This was truly startling. The universe was expanding, swiftly and evenly in all directions. It didn't take a huge amount of imagination to read backwards from this and realize that it must therefore have started from some central point. Far from being the stable, fixed, eternal void that everyone had always assumed, this was a universe that had a beginning. It might therefore also have an end.
The wonder, as Stephen Hawking has noted, is that no one had hit on the idea of the expanding universe before. A static universe, as should have been obvious to Newton and every thinking astronomer since, would collapse in upon itself. There was also the problem that if stars had been burning indefinitely in a static universe they'd have made the whole intolerably hot—certainly much too hot for the likes of us. An expanding universe resolved much of this at a stroke.

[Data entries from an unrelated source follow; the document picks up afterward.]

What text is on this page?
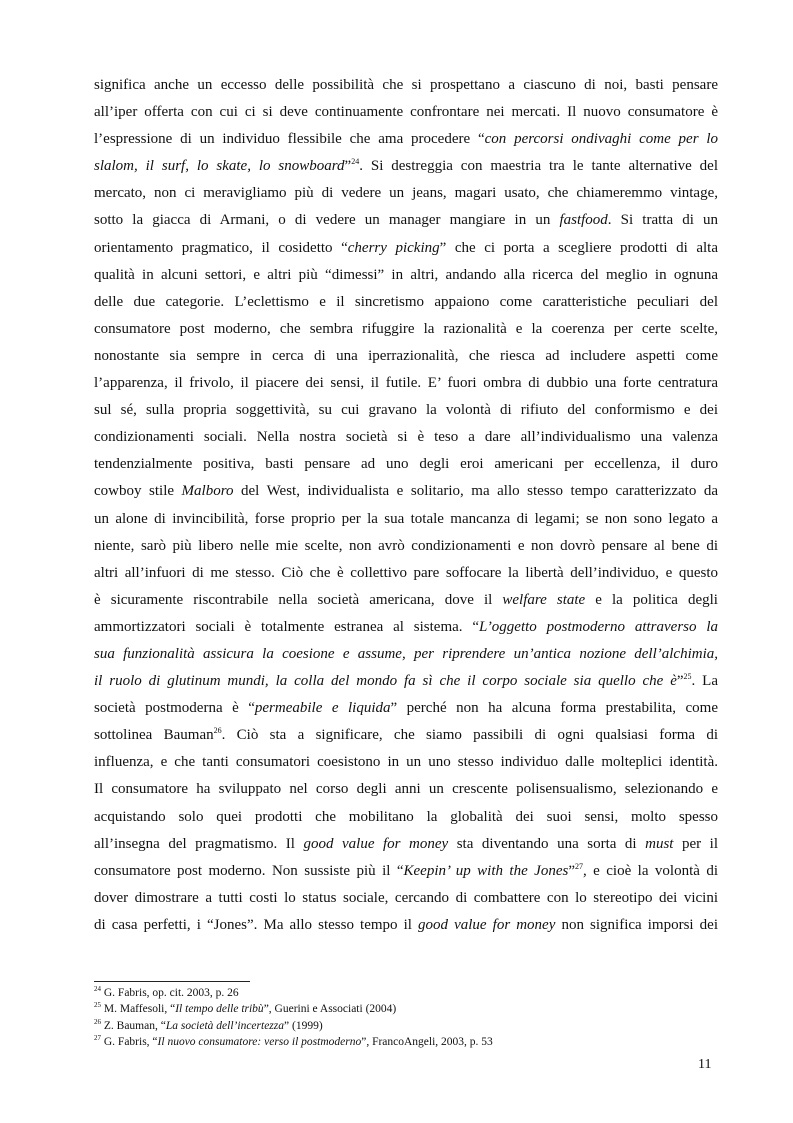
significa anche un eccesso delle possibilità che si prospettano a ciascuno di noi, basti pensare
all’iper offerta con cui ci si deve continuamente confrontare nei mercati. Il nuovo consumatore è
l’espressione di un individuo flessibile che ama procedere “con percorsi ondivaghi come per lo
slalom, il surf, lo skate, lo snowboard”$^{24}$. Si destreggia con maestria tra le tante alternative del
mercato, non ci meravigliamo più di vedere un jeans, magari usato, che chiameremmo vintage,
sotto la giacca di Armani, o di vedere un manager mangiare in un fastfood. Si tratta di un
orientamento pragmatico, il cosidetto “cherry picking” che ci porta a scegliere prodotti di alta
qualità in alcuni settori, e altri più “dimessi” in altri, andando alla ricerca del meglio in ognuna
delle due categorie. L’eclettismo e il sincretismo appaiono come caratteristiche peculiari del
consumatore post moderno, che sembra rifuggire la razionalità e la coerenza per certe scelte,
nonostante sia sempre in cerca di una iperrazionalità, che riesca ad includere aspetti come
l’apparenza, il frivolo, il piacere dei sensi, il futile. E’ fuori ombra di dubbio una forte centratura
sul sé, sulla propria soggettività, su cui gravano la volontà di rifiuto del conformismo e dei
condizionamenti sociali. Nella nostra società si è teso a dare all’individualismo una valenza
tendenzialmente positiva, basti pensare ad uno degli eroi americani per eccellenza, il duro
cowboy stile Malboro del West, individualista e solitario, ma allo stesso tempo caratterizzato da
un alone di invincibilità, forse proprio per la sua totale mancanza di legami; se non sono legato a
niente, sarò più libero nelle mie scelte, non avrò condizionamenti e non dovrò pensare al bene di
altri all’infuori di me stesso. Ciò che è collettivo pare soffocare la libertà dell’individuo, e questo
è sicuramente riscontrabile nella società americana, dove il welfare state e la politica degli
ammortizzatori sociali è totalmente estranea al sistema. “L’oggetto postmoderno attraverso la
sua funzionalità assicura la coesione e assume, per riprendere un’antica nozione dell’alchimia,
il ruolo di glutinum mundi, la colla del mondo fa sì che il corpo sociale sia quello che è”$^{25}$. La
società postmoderna è “permeabile e liquida” perché non ha alcuna forma prestabilita, come
sottolinea Bauman$^{26}$. Ciò sta a significare, che siamo passibili di ogni qualsiasi forma di
influenza, e che tanti consumatori coesistono in un uno stesso individuo dalle molteplici identità.
Il consumatore ha sviluppato nel corso degli anni un crescente polisensualismo, selezionando e
acquistando solo quei prodotti che mobilitano la globalità dei suoi sensi, molto spesso
all’insegna del pragmatismo. Il good value for money sta diventando una sorta di must per il
consumatore post moderno. Non sussiste più il “Keepin’ up with the Jones”$^{27}$, e cioè la volontà di
dover dimostrare a tutti costi lo status sociale, cercando di combattere con lo stereotipo dei vicini
di casa perfetti, i “Jones”. Ma allo stesso tempo il good value for money non significa imporsi dei
$^{24}$ G. Fabris, op. cit. 2003, p. 26
$^{25}$ M. Maffesoli, “Il tempo delle tribù”, Guerini e Associati (2004)
$^{26}$ Z. Bauman, “La società dell’incertezza” (1999)
$^{27}$ G. Fabris, “Il nuovo consumatore: verso il postmoderno”, FrancoAngeli, 2003, p. 53
11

Hubble was a much better observer than a thinker and didn't immediately appreciate the full implications of what he had found. Partly this was because he was woefully ignorant of Einstein's General Theory of Relativity. This was quite remarkable because, for one thing, Einstein and his theory were world famous by now. Moreover, in 1929 Albert Michelson—now in his twilight years but still one of the world's most alert and esteemed scientists—accepted a position at Mount Wilson to measure the velocity of light with his trusty interferometer, and must surely have at least mentioned to him the applicability of Einstein's theory to his own findings.